I feel as if I don’t have anything tangible to offer people.
I may have already said this, but Nick Cannon favors Randy Jackson (Mike’s Brother) when he was younger.
I wonder ho much people get paid for their own reality shows?
“George was never my scene and I don’t like Star Wars”
~Lyric to Bicycle Races by Queen
It’s amazing how much Beatles stuff you can see out now, now that they can use the music. Come Together is like on 2 national ad campaigns.
I am imagining too strong. I envisioned my Shakeabadadown reception choreography and actually felt the dizziness of the turn or something. It was weird. I did an ice skating move without the ice and skates. bot sure if that is possible. That was weird. I felt a slight roller coaster stomach thingy.
10-3-09
Living in California makes this all the more real to me and I don’t want real. It’s haunting me. Every time I go to work I pass the cemetery and have ti acknowledge that he MAY be over there somewhere It’s really really sad.
I don’t think that any men’s colognes smell goof.

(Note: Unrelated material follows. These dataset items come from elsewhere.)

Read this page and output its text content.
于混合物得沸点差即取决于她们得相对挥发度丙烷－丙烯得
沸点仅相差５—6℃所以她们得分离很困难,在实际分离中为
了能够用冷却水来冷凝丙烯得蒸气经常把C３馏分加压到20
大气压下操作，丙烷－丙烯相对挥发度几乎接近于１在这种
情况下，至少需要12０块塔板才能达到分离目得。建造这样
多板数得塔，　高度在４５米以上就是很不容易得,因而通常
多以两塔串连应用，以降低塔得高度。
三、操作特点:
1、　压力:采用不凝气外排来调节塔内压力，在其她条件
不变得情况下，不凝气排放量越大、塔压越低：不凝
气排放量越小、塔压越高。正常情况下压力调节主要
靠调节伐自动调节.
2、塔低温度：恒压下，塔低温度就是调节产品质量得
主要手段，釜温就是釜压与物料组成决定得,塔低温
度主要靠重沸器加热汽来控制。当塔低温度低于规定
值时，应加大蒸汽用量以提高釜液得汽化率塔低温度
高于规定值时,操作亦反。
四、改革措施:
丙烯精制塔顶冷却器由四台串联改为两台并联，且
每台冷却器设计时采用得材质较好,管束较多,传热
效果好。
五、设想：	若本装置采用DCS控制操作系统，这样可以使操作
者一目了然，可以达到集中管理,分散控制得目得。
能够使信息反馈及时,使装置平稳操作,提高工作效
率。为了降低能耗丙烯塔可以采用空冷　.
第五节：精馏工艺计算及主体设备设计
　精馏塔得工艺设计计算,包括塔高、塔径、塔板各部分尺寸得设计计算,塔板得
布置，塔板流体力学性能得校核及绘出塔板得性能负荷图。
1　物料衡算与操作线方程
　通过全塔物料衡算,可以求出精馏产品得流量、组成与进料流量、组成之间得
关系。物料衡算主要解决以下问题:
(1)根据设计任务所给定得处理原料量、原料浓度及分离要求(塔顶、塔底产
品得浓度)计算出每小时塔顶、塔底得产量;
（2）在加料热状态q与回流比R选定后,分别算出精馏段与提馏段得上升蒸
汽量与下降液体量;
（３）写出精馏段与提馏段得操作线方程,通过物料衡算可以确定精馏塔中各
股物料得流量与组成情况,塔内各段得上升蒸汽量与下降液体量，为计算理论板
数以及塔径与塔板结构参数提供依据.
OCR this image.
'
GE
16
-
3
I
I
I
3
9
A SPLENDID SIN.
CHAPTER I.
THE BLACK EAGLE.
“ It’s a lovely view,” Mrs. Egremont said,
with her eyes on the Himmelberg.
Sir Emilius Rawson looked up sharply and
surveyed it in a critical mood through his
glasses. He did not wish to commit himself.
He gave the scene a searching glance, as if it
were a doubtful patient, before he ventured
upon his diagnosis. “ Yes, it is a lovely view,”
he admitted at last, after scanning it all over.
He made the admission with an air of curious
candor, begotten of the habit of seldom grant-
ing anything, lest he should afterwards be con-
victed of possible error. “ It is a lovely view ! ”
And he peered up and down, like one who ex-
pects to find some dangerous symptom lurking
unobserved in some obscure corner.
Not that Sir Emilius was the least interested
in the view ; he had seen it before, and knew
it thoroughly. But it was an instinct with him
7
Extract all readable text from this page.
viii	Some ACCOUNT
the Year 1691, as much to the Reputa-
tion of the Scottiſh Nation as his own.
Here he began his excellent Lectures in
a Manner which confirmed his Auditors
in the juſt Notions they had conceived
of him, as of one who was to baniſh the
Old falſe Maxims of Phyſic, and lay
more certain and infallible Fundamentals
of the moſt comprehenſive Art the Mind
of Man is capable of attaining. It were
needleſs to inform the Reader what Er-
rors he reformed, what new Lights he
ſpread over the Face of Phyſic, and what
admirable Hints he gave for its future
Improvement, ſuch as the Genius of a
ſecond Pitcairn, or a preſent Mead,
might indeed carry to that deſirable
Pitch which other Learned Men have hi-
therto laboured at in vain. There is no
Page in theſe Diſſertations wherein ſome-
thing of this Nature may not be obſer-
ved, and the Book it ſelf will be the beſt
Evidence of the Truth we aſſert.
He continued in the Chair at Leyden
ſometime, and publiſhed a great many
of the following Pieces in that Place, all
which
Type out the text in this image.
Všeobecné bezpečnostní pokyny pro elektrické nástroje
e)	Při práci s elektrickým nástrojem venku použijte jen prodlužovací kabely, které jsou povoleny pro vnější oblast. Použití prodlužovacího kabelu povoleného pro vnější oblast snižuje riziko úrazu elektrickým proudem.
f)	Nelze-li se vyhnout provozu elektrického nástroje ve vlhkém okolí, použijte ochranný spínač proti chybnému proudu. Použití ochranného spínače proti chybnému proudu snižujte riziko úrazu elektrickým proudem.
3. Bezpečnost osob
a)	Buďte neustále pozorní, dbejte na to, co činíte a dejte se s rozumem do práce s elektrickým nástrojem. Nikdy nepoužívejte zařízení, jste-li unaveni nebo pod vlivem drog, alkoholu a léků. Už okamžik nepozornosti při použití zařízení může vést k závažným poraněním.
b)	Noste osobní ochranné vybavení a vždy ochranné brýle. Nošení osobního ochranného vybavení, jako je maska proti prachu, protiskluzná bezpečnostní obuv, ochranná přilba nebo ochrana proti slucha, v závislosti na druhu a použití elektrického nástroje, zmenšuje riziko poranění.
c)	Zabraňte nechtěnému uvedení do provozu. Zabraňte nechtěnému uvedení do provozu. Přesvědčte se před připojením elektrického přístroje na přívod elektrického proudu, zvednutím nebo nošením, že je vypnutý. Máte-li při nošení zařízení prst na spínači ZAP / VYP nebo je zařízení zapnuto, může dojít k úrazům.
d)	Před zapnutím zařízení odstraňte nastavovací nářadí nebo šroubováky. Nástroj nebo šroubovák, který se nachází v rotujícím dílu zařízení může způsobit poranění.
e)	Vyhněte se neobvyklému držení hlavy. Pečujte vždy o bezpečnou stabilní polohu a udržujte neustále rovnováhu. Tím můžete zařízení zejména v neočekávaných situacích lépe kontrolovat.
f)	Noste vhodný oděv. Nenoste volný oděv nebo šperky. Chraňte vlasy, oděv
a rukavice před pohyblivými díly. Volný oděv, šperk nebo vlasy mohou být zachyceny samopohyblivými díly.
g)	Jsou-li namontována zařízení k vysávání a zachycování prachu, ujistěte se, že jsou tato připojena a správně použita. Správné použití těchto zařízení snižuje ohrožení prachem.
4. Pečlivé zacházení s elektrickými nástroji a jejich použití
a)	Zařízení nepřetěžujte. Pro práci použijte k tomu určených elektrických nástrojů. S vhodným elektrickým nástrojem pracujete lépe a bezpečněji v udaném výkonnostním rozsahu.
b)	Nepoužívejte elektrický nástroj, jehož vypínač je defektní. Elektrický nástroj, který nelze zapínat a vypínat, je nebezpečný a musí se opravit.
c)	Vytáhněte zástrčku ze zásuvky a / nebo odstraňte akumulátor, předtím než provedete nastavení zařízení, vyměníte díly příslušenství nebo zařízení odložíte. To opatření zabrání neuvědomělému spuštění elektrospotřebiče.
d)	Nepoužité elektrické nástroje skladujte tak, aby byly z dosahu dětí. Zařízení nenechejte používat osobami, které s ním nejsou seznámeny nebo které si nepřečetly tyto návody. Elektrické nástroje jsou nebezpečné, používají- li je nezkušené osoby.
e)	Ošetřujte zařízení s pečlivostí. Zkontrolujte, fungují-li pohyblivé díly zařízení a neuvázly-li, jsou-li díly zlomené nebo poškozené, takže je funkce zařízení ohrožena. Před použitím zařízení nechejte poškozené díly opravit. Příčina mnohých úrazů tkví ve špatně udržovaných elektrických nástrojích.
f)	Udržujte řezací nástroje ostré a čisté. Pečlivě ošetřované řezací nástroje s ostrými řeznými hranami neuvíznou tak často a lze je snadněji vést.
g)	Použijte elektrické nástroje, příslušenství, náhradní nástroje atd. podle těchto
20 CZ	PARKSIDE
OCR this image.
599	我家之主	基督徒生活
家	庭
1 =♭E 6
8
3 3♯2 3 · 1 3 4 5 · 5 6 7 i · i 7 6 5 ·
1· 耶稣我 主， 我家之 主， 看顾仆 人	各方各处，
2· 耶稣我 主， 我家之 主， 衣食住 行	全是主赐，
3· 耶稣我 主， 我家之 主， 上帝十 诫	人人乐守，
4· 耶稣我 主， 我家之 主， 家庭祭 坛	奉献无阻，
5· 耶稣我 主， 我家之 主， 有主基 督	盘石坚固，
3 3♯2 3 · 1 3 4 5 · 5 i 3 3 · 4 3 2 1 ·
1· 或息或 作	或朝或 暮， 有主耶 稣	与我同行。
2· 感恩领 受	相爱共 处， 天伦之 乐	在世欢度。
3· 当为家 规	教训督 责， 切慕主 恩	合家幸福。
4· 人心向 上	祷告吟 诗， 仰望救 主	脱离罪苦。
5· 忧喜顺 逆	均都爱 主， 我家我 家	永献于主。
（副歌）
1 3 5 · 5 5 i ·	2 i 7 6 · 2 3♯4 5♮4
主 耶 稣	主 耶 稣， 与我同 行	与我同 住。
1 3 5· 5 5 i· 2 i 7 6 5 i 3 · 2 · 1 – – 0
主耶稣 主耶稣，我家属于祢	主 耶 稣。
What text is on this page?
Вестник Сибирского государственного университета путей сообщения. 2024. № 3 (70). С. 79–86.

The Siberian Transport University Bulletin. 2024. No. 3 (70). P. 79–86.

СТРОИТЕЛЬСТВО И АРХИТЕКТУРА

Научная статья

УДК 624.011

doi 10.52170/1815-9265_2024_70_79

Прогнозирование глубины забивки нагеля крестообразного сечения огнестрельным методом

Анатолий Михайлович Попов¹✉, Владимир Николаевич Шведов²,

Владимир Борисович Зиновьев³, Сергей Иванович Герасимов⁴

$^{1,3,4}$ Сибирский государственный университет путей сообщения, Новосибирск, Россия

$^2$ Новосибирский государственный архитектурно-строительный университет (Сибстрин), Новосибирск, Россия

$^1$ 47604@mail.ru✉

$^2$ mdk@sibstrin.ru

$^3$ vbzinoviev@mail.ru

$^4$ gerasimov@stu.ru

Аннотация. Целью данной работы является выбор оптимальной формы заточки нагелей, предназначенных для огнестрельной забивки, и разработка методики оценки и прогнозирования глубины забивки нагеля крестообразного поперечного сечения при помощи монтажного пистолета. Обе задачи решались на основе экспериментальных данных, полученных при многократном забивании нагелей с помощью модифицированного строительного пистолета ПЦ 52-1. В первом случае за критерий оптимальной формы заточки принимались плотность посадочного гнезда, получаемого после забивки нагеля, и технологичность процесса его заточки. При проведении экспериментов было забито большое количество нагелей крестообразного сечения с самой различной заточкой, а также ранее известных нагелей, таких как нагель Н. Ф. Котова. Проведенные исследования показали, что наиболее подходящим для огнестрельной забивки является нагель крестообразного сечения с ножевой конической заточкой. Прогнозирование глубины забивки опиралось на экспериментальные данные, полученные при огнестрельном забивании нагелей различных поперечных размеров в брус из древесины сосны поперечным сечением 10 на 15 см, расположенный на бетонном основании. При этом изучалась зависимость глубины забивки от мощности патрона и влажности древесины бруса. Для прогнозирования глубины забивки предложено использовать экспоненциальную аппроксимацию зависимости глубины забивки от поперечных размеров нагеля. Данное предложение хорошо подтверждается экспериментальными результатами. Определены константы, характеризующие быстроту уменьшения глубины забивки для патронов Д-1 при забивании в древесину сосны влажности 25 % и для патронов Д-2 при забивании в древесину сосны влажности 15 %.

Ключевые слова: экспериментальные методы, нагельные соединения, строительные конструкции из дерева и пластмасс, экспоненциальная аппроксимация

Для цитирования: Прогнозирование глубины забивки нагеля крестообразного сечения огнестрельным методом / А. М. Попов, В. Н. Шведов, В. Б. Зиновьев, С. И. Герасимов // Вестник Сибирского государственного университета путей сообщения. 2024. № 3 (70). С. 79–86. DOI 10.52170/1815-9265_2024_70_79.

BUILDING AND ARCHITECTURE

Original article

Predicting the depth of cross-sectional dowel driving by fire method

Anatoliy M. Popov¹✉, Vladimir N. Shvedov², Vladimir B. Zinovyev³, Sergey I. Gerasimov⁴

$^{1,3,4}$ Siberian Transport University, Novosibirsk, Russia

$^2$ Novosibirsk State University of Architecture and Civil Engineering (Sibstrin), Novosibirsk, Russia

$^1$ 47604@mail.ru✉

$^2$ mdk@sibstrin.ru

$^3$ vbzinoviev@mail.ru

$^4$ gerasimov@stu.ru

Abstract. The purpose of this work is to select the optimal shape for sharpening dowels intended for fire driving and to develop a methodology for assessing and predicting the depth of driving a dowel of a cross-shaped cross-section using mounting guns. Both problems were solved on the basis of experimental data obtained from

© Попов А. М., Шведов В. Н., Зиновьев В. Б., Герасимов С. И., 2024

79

It just all smells the same to me. Not necessarily stinky, but just the same.
Why is Trojan all of a sudden making advances in condom technology?In the past 5 years they have been very innovative and have an actual advertising campaign. There used to never be condom commercials on TV.
“Pass me a sissy soul sucker I’ll slay him”
~LL Cool J
Why is Cheryl Lee Ralph always so dramatic? She is never NOT on.
10-4-09
Where is Outkast?
The fact of being human is a blessing and a curse. Damn the ability to reason.
How do you know if you’re alive? Cause I’m dead on the inside.
I’m profoundly lost. I know, people tell me I am not alone, but I am…all alone. I feel as if I am locked inside a room padded with black foam pillows. Those pillows have accusing faces vicious mouths. They tear me apart limb by limb. Then build me up again just to continue their insatiable rage. They spout things like NO, You Can’t. They are an obstacle. They impede my soul from flying away. This is my prison. Guarded by these demonic apparitions. This is my living hell.